Installation was straight forward and even seemed easier than I remembered it? I saved the current seat angle, so I wouldn’t have to spend any time doing tuning, which can be a lot of work with that type of yoke system. You have to loosen one bolt and tighten on the other, back and forth until angle and saddle are snug. You might have to be careful when using this type of system with some carbon or more fragile rails as they could be damaged, and some irregular rails might have fit issues with the tight fit into the rail support. The amount of surface area with the yoke system that contacts the rail is very small, so this could exacerbate the interface problems.
I didn’t bother cutting the seatpost this time, since I wanted to see how it worked as a full unit. I am not sure if the extra length helps or if the seatpost has been slightly redesigned internally, but it felt stiffer while riding than my older one. I also think that the slightly larger bolts help just a tad with any flex issues (a seat of the pants feel). The larger bolts have also meant that I have had no squeaking bolt issues (until the other day) after nearly 5 months of use. The smaller bolts required more tender loving care and maintenance.
“I wish I had someone I could really respect. Hey, look at the cans on that bimbo!”
The weight saving on my current bike by cutting the seatpost would not be very much anyway (or is the anyweigh). I have been making my 5.5 inch full suspension weight weenie bike a bit more All Mountain these days, and depending on my current fluctuating build my Ibis Mojo can vary anywhere from 23-26 lbs! The 31.6mm x 400mm weighed in at 166.9 grams, which makes it one of the lightest seatposts on the market.

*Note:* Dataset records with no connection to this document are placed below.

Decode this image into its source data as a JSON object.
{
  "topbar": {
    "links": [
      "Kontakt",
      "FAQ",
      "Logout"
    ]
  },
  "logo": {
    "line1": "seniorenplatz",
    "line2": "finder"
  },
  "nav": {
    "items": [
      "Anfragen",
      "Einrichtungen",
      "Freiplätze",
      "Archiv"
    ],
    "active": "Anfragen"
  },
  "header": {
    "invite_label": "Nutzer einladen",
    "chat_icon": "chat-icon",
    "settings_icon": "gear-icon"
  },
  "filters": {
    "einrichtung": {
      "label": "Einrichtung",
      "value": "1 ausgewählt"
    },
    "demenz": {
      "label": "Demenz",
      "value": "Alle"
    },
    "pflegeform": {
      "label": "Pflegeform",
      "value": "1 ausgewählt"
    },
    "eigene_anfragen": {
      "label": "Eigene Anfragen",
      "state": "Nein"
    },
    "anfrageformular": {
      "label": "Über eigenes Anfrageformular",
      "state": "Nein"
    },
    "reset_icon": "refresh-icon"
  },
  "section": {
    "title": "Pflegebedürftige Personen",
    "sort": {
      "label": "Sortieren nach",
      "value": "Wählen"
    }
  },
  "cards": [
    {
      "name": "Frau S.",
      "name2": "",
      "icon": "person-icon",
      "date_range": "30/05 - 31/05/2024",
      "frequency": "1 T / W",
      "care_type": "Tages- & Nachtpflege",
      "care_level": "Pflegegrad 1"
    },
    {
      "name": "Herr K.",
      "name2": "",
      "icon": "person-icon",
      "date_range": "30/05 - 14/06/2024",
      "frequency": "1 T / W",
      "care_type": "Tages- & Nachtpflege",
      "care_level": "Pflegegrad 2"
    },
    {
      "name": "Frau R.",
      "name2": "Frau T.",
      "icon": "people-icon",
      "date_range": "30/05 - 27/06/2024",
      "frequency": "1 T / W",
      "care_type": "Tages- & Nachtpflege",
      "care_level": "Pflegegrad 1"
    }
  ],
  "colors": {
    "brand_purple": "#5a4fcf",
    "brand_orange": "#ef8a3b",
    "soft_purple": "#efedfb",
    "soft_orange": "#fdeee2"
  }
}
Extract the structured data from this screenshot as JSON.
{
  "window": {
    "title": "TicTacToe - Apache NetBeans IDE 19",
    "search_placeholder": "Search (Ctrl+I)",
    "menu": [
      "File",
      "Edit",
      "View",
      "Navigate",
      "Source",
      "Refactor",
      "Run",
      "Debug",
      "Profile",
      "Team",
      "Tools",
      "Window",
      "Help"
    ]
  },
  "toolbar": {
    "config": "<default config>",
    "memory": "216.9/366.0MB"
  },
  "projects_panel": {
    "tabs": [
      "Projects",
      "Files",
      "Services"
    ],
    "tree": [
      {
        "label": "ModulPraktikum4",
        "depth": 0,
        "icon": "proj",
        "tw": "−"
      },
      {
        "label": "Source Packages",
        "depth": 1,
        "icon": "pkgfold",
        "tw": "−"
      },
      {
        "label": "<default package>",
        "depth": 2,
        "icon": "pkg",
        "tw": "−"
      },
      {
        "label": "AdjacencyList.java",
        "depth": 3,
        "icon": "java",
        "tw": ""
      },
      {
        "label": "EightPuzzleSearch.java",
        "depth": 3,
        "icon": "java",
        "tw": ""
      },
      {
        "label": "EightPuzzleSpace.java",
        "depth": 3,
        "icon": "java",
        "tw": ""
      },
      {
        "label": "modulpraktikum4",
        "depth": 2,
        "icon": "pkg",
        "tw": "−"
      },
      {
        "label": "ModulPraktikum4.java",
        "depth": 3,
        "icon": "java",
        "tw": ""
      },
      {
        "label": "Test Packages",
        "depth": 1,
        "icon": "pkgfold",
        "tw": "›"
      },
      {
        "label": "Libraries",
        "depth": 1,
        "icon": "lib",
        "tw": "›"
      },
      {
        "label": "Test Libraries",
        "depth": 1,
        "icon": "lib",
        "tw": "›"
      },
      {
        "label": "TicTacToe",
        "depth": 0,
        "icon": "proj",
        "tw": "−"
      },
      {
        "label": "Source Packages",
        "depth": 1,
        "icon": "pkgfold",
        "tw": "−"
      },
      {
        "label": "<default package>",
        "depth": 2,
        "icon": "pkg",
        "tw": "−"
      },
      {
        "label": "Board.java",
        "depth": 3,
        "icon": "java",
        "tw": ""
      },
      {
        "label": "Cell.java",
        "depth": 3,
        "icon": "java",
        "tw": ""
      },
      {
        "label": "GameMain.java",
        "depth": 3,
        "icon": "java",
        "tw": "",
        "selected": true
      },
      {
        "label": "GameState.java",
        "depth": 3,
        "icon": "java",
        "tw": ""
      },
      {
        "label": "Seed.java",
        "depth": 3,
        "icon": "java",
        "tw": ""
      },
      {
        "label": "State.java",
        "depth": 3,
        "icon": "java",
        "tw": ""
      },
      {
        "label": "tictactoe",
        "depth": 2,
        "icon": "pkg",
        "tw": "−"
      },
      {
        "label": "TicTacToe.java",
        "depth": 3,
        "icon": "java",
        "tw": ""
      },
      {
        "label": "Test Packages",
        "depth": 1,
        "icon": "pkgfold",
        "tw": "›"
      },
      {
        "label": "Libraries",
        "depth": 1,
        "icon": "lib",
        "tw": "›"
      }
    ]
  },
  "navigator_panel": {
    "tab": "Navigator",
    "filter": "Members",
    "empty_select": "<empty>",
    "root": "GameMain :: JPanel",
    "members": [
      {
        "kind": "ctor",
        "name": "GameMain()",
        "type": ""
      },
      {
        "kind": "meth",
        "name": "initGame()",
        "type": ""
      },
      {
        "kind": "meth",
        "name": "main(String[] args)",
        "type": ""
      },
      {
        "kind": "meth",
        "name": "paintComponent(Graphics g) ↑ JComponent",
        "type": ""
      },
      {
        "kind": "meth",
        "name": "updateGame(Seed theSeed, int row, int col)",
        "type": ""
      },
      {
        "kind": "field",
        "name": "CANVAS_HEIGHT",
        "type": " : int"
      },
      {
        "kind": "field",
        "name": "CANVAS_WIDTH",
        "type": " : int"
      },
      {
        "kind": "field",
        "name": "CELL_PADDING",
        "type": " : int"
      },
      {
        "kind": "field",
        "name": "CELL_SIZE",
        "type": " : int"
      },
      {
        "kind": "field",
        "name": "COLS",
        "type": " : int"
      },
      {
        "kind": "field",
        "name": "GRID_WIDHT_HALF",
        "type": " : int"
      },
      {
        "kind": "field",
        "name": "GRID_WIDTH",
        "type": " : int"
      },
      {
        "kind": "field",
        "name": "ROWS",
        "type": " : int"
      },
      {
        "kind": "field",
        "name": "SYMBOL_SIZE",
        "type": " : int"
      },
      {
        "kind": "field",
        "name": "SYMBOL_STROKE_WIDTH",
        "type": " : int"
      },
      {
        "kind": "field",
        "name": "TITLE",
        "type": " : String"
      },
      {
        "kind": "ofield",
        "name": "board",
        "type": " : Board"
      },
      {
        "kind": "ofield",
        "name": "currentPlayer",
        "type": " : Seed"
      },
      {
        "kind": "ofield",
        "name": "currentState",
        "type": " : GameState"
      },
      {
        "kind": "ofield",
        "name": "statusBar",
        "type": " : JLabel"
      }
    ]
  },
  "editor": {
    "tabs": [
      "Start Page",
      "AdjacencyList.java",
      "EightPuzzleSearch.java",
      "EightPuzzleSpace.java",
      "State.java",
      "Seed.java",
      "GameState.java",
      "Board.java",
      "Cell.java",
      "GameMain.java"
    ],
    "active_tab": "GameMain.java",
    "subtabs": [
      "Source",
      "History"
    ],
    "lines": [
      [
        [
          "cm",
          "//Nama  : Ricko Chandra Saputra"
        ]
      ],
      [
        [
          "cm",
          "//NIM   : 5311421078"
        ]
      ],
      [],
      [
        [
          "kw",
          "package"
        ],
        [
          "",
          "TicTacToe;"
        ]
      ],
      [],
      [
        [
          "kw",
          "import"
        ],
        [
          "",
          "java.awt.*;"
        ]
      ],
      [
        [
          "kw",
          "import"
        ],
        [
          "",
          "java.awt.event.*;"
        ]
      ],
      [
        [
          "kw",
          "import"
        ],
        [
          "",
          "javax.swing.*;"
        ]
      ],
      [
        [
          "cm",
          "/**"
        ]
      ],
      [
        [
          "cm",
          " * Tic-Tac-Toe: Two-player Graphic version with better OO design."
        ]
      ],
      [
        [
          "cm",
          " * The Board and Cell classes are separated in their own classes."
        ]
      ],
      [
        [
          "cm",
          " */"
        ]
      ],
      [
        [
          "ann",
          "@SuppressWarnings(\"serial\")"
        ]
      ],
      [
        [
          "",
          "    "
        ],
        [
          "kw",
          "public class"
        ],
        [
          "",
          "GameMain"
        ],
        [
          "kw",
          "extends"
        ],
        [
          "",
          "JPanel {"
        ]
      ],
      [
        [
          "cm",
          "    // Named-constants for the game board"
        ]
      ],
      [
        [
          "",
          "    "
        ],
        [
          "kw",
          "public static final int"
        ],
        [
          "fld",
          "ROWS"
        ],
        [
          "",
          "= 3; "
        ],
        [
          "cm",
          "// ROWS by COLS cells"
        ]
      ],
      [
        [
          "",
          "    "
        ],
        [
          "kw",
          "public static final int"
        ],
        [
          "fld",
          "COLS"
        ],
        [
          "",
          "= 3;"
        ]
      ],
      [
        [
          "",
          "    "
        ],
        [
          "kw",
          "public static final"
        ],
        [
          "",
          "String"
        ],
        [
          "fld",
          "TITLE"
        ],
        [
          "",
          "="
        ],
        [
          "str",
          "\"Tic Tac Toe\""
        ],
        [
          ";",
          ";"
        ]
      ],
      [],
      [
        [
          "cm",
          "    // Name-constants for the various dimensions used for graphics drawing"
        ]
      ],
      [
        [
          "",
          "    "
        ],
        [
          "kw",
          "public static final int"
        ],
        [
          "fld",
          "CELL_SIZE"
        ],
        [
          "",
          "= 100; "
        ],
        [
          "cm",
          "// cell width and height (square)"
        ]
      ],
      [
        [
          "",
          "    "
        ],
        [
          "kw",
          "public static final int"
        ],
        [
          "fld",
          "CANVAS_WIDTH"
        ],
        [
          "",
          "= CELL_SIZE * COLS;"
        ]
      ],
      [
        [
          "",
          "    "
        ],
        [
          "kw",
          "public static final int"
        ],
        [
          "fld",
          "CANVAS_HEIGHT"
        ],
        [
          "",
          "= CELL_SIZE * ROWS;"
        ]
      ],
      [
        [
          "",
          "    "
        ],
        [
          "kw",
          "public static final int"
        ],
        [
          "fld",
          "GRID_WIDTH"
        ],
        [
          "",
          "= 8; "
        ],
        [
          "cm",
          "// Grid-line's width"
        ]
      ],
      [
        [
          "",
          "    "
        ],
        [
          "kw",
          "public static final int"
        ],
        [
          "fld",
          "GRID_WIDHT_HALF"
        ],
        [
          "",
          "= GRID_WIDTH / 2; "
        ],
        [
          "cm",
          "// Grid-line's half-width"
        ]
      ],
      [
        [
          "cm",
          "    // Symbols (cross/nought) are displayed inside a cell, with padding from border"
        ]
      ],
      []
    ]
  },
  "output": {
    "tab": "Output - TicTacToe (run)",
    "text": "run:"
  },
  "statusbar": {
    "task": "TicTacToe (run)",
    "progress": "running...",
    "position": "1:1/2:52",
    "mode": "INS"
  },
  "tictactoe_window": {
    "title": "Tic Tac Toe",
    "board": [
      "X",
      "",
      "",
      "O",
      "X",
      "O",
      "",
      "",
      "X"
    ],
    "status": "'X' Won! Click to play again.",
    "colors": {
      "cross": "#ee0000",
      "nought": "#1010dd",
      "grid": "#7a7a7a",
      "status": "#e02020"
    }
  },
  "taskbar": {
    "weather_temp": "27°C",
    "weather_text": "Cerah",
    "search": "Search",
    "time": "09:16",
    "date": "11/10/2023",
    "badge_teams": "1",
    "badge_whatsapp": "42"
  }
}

Length: 390mm or 15.5 inch
Post: 125 grams
Rail Support: 11.2 grams
Yokes: 2 @ 5.8grams
Bolt: M6x45 5.4 grams
Bolt: M6x35 4.4 grams
Connecting Rod: 9.1 grams
Total weight: 166.9 grams
So far, the seatpost height markings have not been worn as much as my older Ti Pro Lite, and I am not sure if it is better marking method, or that they are on the back of the seatpost?